Though there may be blood in the proverbial streets of crypto, one meme that seems to live on in the cryptocurrency space is that when markets are down, people build. So let’s have a look at whether there is any merit to this.

To start answering this question, I headed over to ITJobswatch, they have some interesting tools to analyse the trends of the IT jobs markets.  Their dataset is UK-centric, but it gives an interesting indications of what is happening. We can see in the graph below that jobs vacancies for permanent roles citing “Blockchain” somewhere in the description:

This number peaked in May of this year, accounting for more than 1.2% of all IT jobs at the time. This number has dropped, currently representing roughly 1% of all permanent IT jobs. Contract roles have been slightly more volatile, peaking at about the same time at 0.7% of contract IT jobs, but dropping roughly 60% to 0.3% in August. Perhaps unsurprisingly 80% of these jobs are currently concentrated around London.

We also know that people are skilling up. With sustained interest in the space this should come as no surprise.  But what is quite interesting to ponder, is that even if the price of cryptocurrencies has dropped, a lot, recently they are still up, a lot… What this means is that many people that have been in it for awhile are financially independent enough to do their own thing. This leaves a void for strong talent to acquire the skills and move into project, some of them possibly led by these early adopters.  Another thing that we are seeing is that the new crop of talent, who may not come from a cryptocurrency background but industry bring in a strong background that complements the team. This is critical for a lot of projects that want to change industry, but don’t necessarily know the finer details of building production software in that industry.

What can we glean from all this?

From speaking with people in the business, it is clear that companies are still recruiting, and that there is a serious talent gap. The ability for indiscriminate fundraising at incredible levels may have gone away, but there are two clear positives.

Firstly, there are potentially fewer low quality projects raising money in the ICO space for blockchain projects with little to no technical justification for using these technologies and an equally slim chance of any meaningful success. The second is that the many of the more promising projects that have weathered the storm, practiced good treasury management and have a clear path forward are still hiring, and they need the best to deliver on their ambitions. They also appear to be paying up, median salaries for blockchain roles have increased by roughly 11% since this time last year.

On the enterprise and non crypto side of blockchain, the hype phase seems to have died as well. Anecdotal evidences suggests that a lot of the proofs-of-concept popular in 2016 and early 2017 have proven to be less efficient than more traditional implementations. As a result companies have become more focussed on quality projects and doubled down on working towards implementation rather than simply exploration. Returning to the numbers, perhaps a lot of the jobs that weren’t really focused on blockchains but just cited them have been taken off the table.

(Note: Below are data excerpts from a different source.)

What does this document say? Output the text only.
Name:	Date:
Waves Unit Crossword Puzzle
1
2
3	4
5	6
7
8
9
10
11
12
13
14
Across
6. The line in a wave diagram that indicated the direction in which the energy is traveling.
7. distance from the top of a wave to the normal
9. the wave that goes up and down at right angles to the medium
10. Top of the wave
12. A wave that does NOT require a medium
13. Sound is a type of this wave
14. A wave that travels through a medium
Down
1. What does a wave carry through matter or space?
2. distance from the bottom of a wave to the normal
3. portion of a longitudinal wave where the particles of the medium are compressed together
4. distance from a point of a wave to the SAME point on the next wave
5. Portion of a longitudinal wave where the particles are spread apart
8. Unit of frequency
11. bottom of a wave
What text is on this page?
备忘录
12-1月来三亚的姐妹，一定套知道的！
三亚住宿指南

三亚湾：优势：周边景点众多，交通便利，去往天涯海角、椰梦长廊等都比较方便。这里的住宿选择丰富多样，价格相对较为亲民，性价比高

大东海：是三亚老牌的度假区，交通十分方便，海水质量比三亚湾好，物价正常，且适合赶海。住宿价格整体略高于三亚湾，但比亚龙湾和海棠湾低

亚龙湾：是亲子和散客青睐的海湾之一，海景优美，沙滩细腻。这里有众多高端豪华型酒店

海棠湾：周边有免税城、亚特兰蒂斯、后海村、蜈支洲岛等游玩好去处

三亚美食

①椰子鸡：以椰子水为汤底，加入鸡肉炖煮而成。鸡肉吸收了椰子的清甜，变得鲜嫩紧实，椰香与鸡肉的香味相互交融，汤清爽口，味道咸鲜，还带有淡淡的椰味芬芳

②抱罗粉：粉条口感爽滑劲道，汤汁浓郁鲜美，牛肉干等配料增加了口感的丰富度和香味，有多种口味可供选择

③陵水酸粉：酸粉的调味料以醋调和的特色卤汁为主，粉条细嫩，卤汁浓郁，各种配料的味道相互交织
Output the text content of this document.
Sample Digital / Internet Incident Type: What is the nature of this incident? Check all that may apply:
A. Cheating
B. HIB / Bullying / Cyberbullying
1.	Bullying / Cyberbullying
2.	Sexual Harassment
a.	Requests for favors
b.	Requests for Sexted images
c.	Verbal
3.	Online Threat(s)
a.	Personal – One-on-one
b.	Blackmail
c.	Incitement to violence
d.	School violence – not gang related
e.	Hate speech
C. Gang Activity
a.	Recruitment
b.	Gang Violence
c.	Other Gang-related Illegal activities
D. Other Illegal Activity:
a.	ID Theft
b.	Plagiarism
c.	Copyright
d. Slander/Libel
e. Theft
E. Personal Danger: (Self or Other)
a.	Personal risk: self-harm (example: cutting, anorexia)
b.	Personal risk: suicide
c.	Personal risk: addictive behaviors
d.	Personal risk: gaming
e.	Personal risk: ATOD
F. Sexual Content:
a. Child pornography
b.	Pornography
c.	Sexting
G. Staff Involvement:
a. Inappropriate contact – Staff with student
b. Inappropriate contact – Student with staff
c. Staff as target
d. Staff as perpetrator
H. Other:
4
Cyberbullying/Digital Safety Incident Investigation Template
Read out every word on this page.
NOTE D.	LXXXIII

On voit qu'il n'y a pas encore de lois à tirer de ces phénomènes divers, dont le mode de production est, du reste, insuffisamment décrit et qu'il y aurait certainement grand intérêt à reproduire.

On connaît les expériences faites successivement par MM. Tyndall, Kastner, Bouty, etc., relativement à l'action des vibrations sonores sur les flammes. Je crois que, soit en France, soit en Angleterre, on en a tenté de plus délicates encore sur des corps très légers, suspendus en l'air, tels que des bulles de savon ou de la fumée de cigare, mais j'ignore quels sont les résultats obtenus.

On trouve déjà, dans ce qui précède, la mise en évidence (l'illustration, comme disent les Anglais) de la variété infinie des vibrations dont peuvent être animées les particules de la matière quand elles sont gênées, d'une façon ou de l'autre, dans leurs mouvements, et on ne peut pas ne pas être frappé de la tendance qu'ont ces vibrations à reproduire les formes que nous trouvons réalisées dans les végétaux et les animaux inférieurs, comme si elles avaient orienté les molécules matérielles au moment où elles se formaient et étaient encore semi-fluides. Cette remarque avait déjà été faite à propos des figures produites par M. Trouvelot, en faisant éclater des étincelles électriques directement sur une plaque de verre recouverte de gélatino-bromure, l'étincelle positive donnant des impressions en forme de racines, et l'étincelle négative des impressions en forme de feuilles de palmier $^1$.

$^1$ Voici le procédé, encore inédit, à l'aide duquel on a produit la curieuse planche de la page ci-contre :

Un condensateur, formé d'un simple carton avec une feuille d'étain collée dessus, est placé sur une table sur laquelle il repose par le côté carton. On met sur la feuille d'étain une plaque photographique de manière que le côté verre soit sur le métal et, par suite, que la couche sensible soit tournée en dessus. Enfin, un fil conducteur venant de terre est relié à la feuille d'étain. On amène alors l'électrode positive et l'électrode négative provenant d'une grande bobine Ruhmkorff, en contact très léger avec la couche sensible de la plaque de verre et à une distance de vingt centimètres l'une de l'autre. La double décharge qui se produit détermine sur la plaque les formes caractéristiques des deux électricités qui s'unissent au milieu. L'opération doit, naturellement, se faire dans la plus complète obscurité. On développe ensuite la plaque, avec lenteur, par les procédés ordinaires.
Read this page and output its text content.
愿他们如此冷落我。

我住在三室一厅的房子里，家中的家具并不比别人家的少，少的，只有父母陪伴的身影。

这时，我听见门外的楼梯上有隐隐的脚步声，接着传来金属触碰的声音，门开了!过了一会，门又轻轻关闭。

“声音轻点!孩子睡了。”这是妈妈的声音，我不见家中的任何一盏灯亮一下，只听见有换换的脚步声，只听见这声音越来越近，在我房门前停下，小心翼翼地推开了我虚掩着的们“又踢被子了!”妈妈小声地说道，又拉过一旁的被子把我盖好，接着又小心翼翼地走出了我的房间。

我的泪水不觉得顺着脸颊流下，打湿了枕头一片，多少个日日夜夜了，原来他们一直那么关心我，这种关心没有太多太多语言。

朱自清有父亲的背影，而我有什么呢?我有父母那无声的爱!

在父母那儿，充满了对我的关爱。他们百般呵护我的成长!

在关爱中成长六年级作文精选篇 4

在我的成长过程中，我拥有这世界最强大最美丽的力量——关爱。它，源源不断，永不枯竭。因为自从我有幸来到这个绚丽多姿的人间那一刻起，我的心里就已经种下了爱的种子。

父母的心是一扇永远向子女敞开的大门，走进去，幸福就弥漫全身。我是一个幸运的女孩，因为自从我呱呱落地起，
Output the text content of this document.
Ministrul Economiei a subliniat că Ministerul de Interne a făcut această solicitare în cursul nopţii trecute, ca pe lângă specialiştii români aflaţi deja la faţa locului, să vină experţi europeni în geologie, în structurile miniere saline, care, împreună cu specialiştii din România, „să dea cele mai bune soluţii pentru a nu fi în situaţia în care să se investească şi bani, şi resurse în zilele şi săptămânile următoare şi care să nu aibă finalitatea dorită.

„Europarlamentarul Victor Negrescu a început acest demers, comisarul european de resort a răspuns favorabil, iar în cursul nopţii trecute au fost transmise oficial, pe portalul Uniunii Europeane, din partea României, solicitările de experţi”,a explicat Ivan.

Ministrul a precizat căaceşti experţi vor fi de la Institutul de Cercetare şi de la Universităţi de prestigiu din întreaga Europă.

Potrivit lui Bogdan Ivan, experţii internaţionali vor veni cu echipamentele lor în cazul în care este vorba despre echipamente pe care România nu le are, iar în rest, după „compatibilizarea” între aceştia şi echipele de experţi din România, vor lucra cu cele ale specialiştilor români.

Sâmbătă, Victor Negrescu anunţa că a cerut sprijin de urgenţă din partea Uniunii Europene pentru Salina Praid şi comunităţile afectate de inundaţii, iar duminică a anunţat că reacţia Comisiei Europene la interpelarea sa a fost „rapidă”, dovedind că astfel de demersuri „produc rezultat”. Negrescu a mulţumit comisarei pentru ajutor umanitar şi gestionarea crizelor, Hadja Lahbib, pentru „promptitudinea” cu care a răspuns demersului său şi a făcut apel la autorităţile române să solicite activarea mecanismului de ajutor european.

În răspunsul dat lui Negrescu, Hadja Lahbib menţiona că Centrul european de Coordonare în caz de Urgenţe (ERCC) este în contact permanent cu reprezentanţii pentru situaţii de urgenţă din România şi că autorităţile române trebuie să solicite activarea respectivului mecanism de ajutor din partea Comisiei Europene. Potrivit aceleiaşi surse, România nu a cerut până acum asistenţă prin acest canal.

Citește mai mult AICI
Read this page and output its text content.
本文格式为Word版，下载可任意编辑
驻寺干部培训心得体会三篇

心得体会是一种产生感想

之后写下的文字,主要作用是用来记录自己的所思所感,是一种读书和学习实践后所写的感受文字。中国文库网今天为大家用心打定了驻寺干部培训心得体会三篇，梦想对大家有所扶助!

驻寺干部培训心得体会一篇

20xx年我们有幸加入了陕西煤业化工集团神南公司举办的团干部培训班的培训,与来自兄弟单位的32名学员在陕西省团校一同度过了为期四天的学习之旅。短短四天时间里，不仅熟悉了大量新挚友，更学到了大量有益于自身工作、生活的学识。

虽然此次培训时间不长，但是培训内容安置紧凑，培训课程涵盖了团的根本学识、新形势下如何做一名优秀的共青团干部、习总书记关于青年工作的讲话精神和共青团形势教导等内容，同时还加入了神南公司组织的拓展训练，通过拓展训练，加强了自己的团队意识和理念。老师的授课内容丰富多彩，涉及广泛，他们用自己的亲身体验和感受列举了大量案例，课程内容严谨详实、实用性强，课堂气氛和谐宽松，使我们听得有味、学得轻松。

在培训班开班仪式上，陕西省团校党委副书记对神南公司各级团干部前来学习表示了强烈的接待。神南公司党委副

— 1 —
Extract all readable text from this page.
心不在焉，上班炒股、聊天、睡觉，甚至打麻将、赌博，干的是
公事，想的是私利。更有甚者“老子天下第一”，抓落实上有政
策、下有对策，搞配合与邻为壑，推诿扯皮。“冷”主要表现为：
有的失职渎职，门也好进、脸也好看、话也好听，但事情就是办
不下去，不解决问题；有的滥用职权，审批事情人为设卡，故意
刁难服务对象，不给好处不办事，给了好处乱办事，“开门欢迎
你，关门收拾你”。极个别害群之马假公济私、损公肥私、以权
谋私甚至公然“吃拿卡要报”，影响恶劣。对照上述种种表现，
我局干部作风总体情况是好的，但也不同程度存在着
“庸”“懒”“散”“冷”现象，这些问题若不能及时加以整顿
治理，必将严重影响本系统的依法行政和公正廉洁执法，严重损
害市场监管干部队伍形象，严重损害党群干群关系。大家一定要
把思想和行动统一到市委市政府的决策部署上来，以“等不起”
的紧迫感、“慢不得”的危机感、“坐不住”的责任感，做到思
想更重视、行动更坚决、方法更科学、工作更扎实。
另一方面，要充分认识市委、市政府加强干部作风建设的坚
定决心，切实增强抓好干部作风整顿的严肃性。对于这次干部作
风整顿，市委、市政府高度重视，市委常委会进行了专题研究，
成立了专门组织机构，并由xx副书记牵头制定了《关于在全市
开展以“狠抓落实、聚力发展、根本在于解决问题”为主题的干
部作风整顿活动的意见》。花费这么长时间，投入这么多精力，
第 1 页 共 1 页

Another promising sign in the enterprise blockchain space is that several of the code bases are starting to mature and become stable enough to actually envisage using them in production. From Corda, to Hyperledger to Enterprise Ethereum, companies have stopped becoming involved simply for the press release factor, but because of an actual conviction that these can be useful.  We’ve seen a series of successes coming not only from larger household name companies, but small providers who need to deliver solutions that directly leverage these technologies.

Bottom line is, after the hysterical days of crypto in late 2017, talented people that can deliver are back in vogue. There is still a lot of work to be done, but plenty of investment and willingness to pull it off.